Bosnia's Rapidly Changing 'Game'

Blue helmets now primed to shoot; the political process is absent

THE United Nations intervention in the former Yugoslavia has been reduced to a tragic absurdity. And the UN as a collective entity is at sixes and sevens with its most important members over what to do.

There is no cease-fire in Bosnia and no prospect of reaching one. The Bosnian Serb leader, Radovan Karadzic, has trumped NATO's airstrike ace by taking UN peacekeepers hostage. He can take more so long as UNPROFOR, the UN Protection Force, is scattered around the countryside in small groups.

There is also no longer a political process based on the concept of peaceful settlement, which the UN went into Bosnia to serve. The last plan was that of the so-called "contact" group (the United States, Russia, Britain, France, and Germany). It offered the Bosnian Serbs, who form 30 percent of Bosnia's population, 49 percent of its territory.
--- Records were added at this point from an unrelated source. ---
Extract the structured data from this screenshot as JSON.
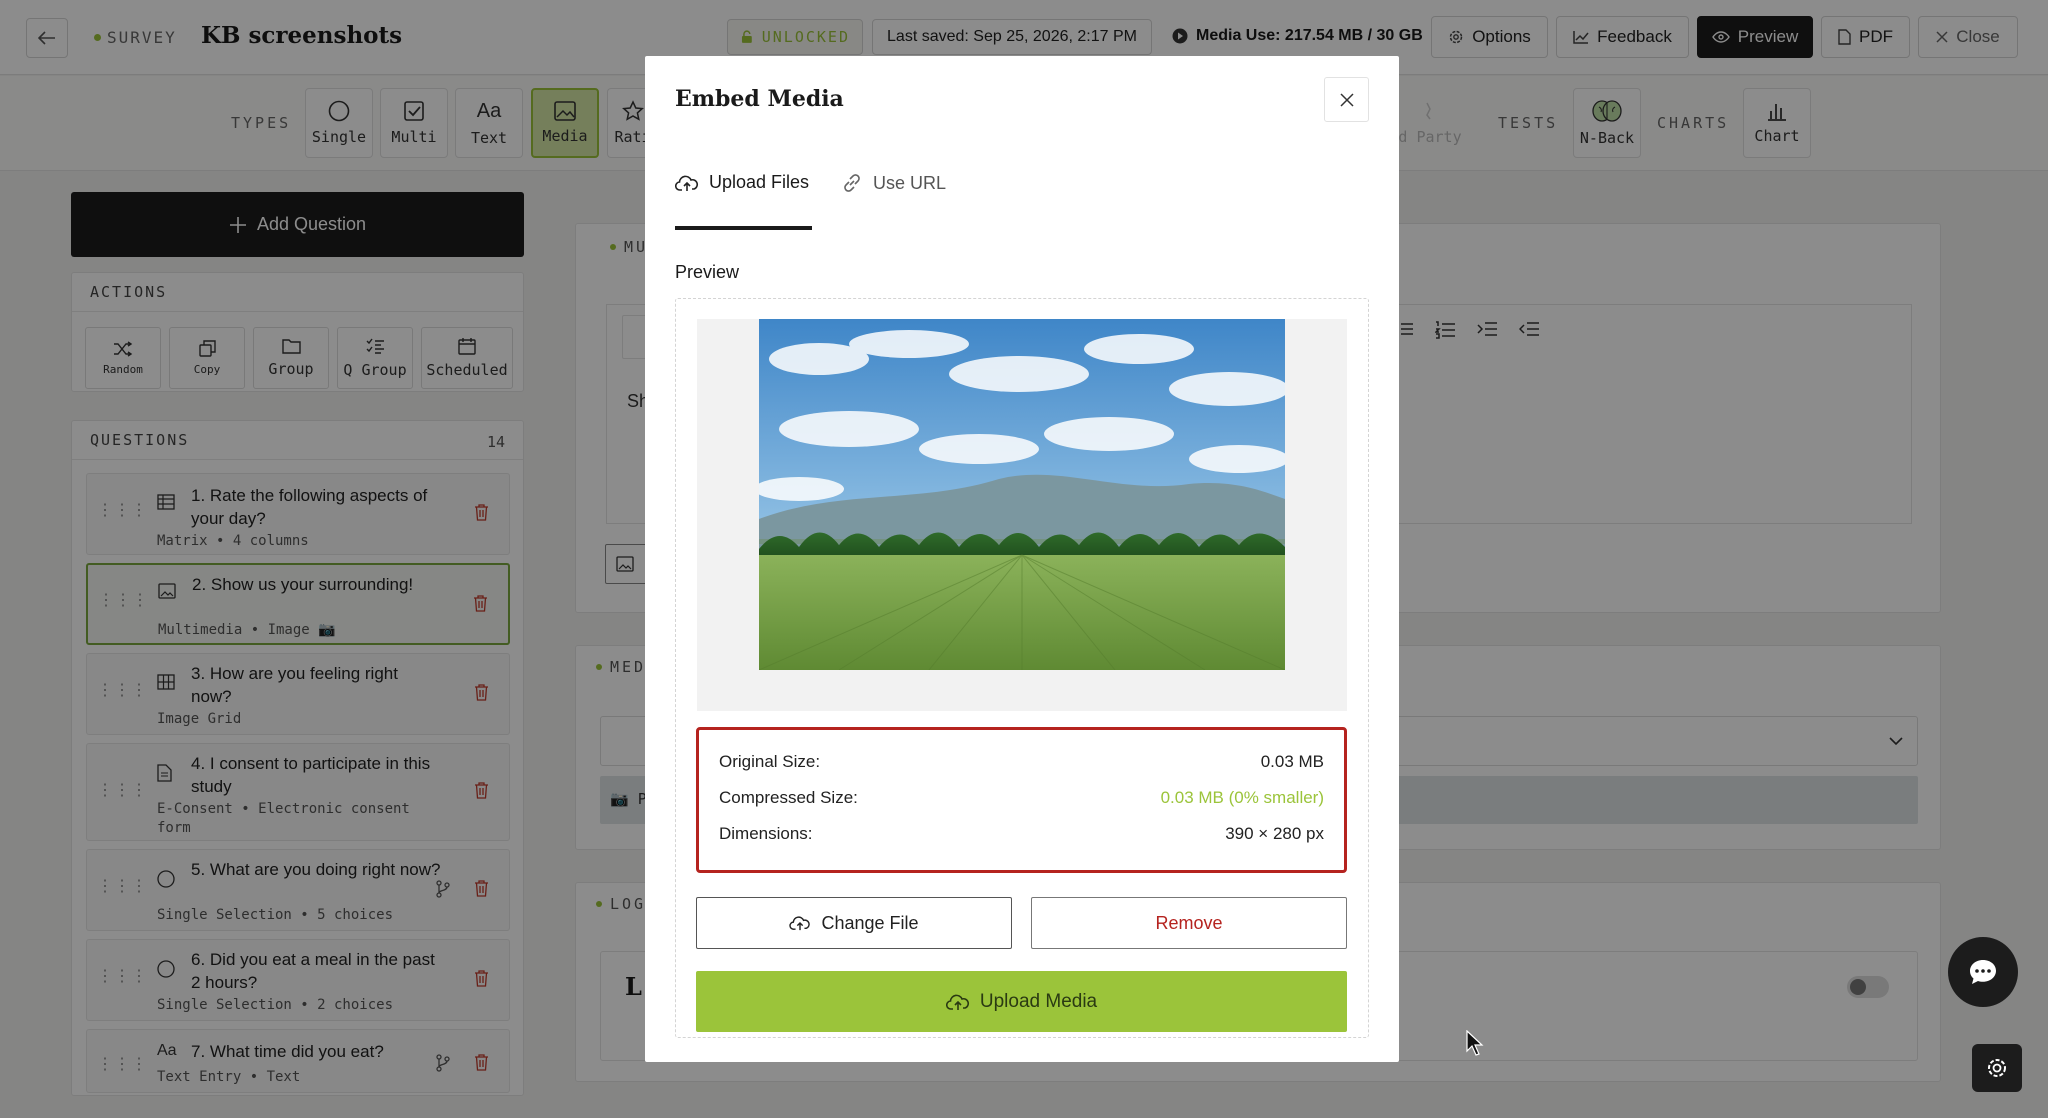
{
  "header": {
    "brand_label": "SURVEY",
    "title": "KB screenshots",
    "unlocked_label": "UNLOCKED",
    "last_saved": "Last saved: Sep 25, 2026, 2:17 PM",
    "media_use": "Media Use: 217.54 MB / 30 GB",
    "options_label": "Options",
    "feedback_label": "Feedback",
    "preview_label": "Preview",
    "pdf_label": "PDF",
    "close_label": "Close"
  },
  "types_bar": {
    "types_label": "TYPES",
    "types": [
      "Single",
      "Multi",
      "Text",
      "Media",
      "Rati"
    ],
    "active_type": "Media",
    "third_party_label": "d Party",
    "tests_label": "TESTS",
    "tests": [
      "N-Back"
    ],
    "charts_label": "CHARTS",
    "charts": [
      "Chart"
    ]
  },
  "sidebar": {
    "add_question_label": "Add Question",
    "actions_label": "ACTIONS",
    "actions": [
      "Random",
      "Copy",
      "Group",
      "Q Group",
      "Scheduled"
    ],
    "questions_label": "QUESTIONS",
    "questions_count": "14",
    "questions": [
      {
        "title": "1. Rate the following aspects of your day?",
        "meta": "Matrix • 4 columns",
        "icon": "matrix-icon"
      },
      {
        "title": "2. Show us your surrounding!",
        "meta": "Multimedia • Image 📷",
        "icon": "image-icon"
      },
      {
        "title": "3. How are you feeling right now?",
        "meta": "Image Grid",
        "icon": "grid-icon"
      },
      {
        "title": "4. I consent to participate in this study",
        "meta": "E-Consent • Electronic consent form",
        "icon": "document-icon"
      },
      {
        "title": "5. What are you doing right now?",
        "meta": "Single Selection • 5 choices",
        "icon": "radio-icon"
      },
      {
        "title": "6. Did you eat a meal in the past 2 hours?",
        "meta": "Single Selection • 2 choices",
        "icon": "radio-icon"
      },
      {
        "title": "7. What time did you eat?",
        "meta": "Text Entry • Text",
        "icon": "text-icon"
      }
    ]
  },
  "background_content": {
    "card1_label": "MU",
    "card1_text": "Sh",
    "card2_label": "MEDI",
    "card2_text": "📷 P",
    "card3_label": "LOGI",
    "card3_heading": "L"
  },
  "modal": {
    "title": "Embed Media",
    "tabs": [
      "Upload Files",
      "Use URL"
    ],
    "active_tab": "Upload Files",
    "preview_label": "Preview",
    "original_size_label": "Original Size:",
    "original_size_value": "0.03 MB",
    "compressed_size_label": "Compressed Size:",
    "compressed_size_value": "0.03 MB (0% smaller)",
    "dimensions_label": "Dimensions:",
    "dimensions_value": "390 × 280 px",
    "change_file_label": "Change File",
    "remove_label": "Remove",
    "upload_label": "Upload Media"
  },
  "colors": {
    "accent_green": "#9bc43a",
    "danger_red": "#b5231f",
    "dark": "#1c1c1c"
  }
}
But they have already taken 70 percent and see no reason to back down.

The US made the final pitch for that plan, parking a senior diplomat in Belgrade for weeks to reason with Serbia's President, Slobodan Milosevic. He offered a suspension of the economic sanctions that are pinching Serbia if Mr. Milosevic endorsed the contact group plan and recognized an independent Bosnia. But Milosevic kept raising his price as he saw Mr. Karadzic winning out while he gained brownie points for himself by arranging the release of UN hostages. On June 6, the American left Belgrade empty-handed.

On the other side of the fence, UN Secretary General Boutros Boutros-Ghali, the nations that are contributing troops to UNPROFOR, and the NATO allies are humiliated.
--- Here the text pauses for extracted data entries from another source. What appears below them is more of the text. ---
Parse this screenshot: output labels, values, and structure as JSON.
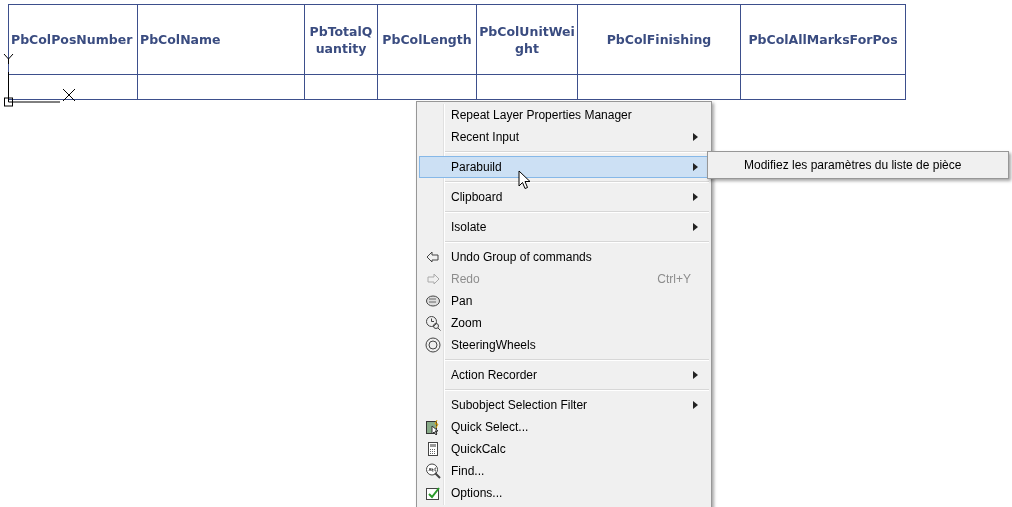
{
  "table": {
    "columns": [
      "PbColPosNumber",
      "PbColName",
      "PbTotalQuantity",
      "PbColLength",
      "PbColUnitWeight",
      "PbColFinishing",
      "PbColAllMarksForPos"
    ]
  },
  "context_menu": {
    "items": [
      {
        "kind": "command",
        "label": "Repeat Layer Properties Manager",
        "selected": false,
        "disabled": false
      },
      {
        "kind": "submenu",
        "label": "Recent Input",
        "selected": false,
        "disabled": false
      },
      {
        "kind": "separator"
      },
      {
        "kind": "submenu",
        "label": "Parabuild",
        "selected": true,
        "disabled": false
      },
      {
        "kind": "separator"
      },
      {
        "kind": "submenu",
        "label": "Clipboard",
        "selected": false,
        "disabled": false
      },
      {
        "kind": "separator"
      },
      {
        "kind": "submenu",
        "label": "Isolate",
        "selected": false,
        "disabled": false
      },
      {
        "kind": "separator"
      },
      {
        "kind": "command",
        "label": "Undo Group of commands",
        "selected": false,
        "disabled": false
      },
      {
        "kind": "command",
        "label": "Redo",
        "shortcut": "Ctrl+Y",
        "selected": false,
        "disabled": true
      },
      {
        "kind": "command",
        "label": "Pan",
        "selected": false,
        "disabled": false
      },
      {
        "kind": "command",
        "label": "Zoom",
        "selected": false,
        "disabled": false
      },
      {
        "kind": "command",
        "label": "SteeringWheels",
        "selected": false,
        "disabled": false
      },
      {
        "kind": "separator"
      },
      {
        "kind": "submenu",
        "label": "Action Recorder",
        "selected": false,
        "disabled": false
      },
      {
        "kind": "separator"
      },
      {
        "kind": "submenu",
        "label": "Subobject Selection Filter",
        "selected": false,
        "disabled": false
      },
      {
        "kind": "command",
        "label": "Quick Select...",
        "selected": false,
        "disabled": false
      },
      {
        "kind": "command",
        "label": "QuickCalc",
        "selected": false,
        "disabled": false
      },
      {
        "kind": "command",
        "label": "Find...",
        "selected": false,
        "disabled": false
      },
      {
        "kind": "command",
        "label": "Options...",
        "selected": false,
        "disabled": false
      }
    ]
  },
  "submenu": {
    "items": [
      {
        "label": "Modifiez les paramètres du liste de pièce",
        "selected": false
      }
    ]
  }
}
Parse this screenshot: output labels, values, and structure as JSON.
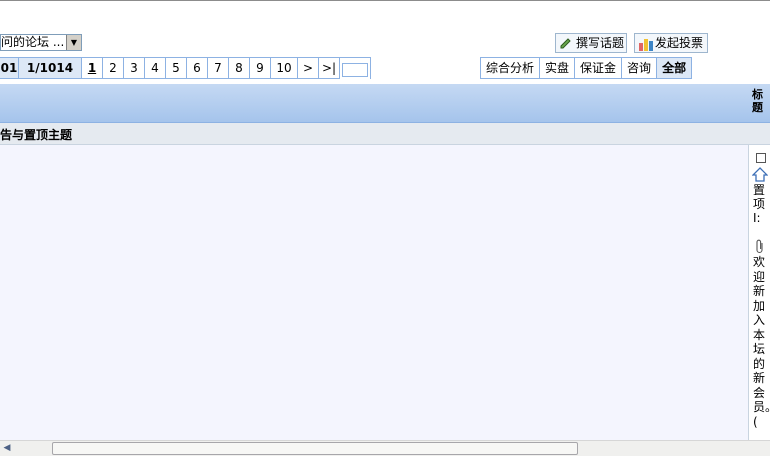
{
  "forum_select": {
    "value": "问的论坛 ..."
  },
  "toolbar": {
    "write_label": "撰写话题",
    "vote_label": "发起投票"
  },
  "pager": {
    "count": "01",
    "page_info": "1/1014",
    "pages": [
      "1",
      "2",
      "3",
      "4",
      "5",
      "6",
      "7",
      "8",
      "9",
      "10"
    ],
    "current": "1",
    "next": ">",
    "last": ">|"
  },
  "categories": [
    "综合分析",
    "实盘",
    "保证金",
    "咨询",
    "全部"
  ],
  "active_category": "全部",
  "column_header": {
    "title": "标题"
  },
  "section": {
    "title": "告与置顶主题"
  },
  "topic": {
    "prefix": "置项I:",
    "text": "欢迎新加入本坛的新会员。("
  }
}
But they have responded in different ways. Britain and France, with the largest contingents, decided that their soldiers should not be sitting ducks. Without asking the UN Security Council, they began sending heavily armed reinforcements to Bosnia. Britain alerted an air mobile brigade of 5,000 men for service there in an emergency. France is joining with Britain and the Netherlands to set up an international brigade in Bosnia by the end of June. All will be blue helmets, nominally under the UN.

THERE is also talk of a French-Dutch rapid reaction brigade to be stationed in Croatia. Its status with Croatia and relationship with the UN are unclear. Then there is the small, powerful US force, 3,500 men with attack and transport helicopters, moving from Germany to Italy. No blue helmets they, but an essential act of solidarity with NATO.

France and the US have spoken of the rapid reaction force as not just protecting UNPROFOR, but also opening a land corridor to besieged Sarajevo. This could impress the Bosnian Serbs.

It has already alarmed Mr. Boutros-Ghali. He insists that military action be confined narrowly to self-defense, albeit including air power. The secretary general wants UNPROFOR stripped of tasks it has been given over time that go beyond its original mandate: humanitarian relief and negotiating a cease-fire, conditional upon acceptance by both sides. The Western allies feel this has lost touch with reality.

The security council will now consider whether to enlarge the mandate or simply the size of UNPROFOR, which is more likely. If, in a few months, the reinforced, rapidly reacting force cannot stabilize things in Bosnia and thereby open the door to another political effort, it will be pulled out. The struggle in the former Yugoslavia and the problem of helping its wretched victims will enter a new phase. So will the UN in its relations with an increasingly hostile US Congress. And, certainly, the terms of UN peacekeeping operations will never be the same.